От цитадели дорога шла по мосту через глубокий ров, огибавший полукругом старые стены. Дальше начиналась самая густонаселенная часть города, где уже садов почти не было, а плоские крыши домиков лепились одна над другой бесконечной лестницей. Половина домов была разрушена пожарами, вспыхнувшими во время разгрома Мараканды македонцами, и в разных местах обугленные пепелища еще дымились. Обезумевшие старухи и истощенные дети бродили среди развалин, рылись в мусоре, отыскивая себе еду и вытаскивая обгорелые тряпки.

Спитамен прошел через пустынную теперь торговую часть и зашел в переулок, где жил его друг философ Цен Цзы. Дом был пуст, вместо амбаров с товарами торчали покосившиеся черные столбы. Старый слуга-индус испуганно выглянул из погреба и, узнав Спитамена, подбежал и припал к его груди.

— И ты тоже в горе, — сказал, всхлипывая, старик, указывая на дощечку, висевшую под ухом охотника.

— Это еще полгоря, — ответил беспечно Спитамен. — А где твой мудрый учитель?

— Не знаю, — ответил слуга. — Когда грабители пришли на нашу улицу, учитель подвязал сандалии, взял посох и пошел из города. Назад он не вернулся, и я не знаю, жив ли он.

Спитамен зашел в сад, где на подстриженных деревьях листья сморщились, охваченные жаром пылавших зданий.
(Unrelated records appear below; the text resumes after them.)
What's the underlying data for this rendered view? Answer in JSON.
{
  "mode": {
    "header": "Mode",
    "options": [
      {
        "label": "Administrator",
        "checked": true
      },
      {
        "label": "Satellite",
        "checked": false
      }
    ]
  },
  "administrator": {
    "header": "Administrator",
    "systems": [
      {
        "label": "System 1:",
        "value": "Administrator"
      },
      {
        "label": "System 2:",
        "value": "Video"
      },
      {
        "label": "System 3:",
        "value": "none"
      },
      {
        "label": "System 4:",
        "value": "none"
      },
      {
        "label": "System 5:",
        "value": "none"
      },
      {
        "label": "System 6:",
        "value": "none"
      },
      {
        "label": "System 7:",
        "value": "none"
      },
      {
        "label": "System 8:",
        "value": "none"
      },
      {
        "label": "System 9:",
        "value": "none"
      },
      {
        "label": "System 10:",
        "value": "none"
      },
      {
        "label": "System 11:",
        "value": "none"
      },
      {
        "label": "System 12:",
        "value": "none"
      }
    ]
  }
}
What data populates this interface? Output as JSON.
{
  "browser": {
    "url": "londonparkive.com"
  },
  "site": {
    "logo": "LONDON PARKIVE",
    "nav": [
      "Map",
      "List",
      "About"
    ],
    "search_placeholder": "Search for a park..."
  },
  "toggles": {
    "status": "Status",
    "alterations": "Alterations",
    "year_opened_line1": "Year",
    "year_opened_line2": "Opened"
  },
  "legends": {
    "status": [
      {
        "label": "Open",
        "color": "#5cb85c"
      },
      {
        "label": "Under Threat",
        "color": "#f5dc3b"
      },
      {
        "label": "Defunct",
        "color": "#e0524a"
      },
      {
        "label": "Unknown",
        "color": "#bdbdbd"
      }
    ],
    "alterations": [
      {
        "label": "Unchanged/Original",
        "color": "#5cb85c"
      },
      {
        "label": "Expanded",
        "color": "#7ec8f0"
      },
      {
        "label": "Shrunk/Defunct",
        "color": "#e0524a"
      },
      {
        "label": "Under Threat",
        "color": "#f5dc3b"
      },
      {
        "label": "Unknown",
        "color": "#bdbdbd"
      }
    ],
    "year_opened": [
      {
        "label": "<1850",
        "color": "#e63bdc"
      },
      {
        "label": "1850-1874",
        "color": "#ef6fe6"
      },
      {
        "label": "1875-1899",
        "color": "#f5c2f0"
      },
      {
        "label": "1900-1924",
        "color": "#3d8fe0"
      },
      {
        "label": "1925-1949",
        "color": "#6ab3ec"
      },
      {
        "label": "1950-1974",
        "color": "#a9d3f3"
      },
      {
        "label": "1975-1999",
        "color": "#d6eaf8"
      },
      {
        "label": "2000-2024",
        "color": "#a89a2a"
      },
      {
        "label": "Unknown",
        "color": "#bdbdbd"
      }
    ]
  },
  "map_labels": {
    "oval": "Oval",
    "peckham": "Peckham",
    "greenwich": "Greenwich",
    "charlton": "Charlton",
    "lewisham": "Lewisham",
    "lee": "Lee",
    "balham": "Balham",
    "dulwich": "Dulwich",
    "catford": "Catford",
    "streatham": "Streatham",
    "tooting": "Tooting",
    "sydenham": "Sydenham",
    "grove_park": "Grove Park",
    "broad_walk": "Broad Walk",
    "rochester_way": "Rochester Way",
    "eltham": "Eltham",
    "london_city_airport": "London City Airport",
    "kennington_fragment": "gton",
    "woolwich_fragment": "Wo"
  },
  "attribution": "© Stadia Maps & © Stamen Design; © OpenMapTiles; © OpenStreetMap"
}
В бассейне часть красных рыбок всплыла белыми брюшками кверху. Беседка была разрушена, и только каменная статуя Будды по-прежнему кривилась насмешливой гримасой.

вернуться

241

За армией македонцев шла следом свора многочисленных купцов, которые скупали у воинов награбленные вещи и отправляли в другие города для перепродажи.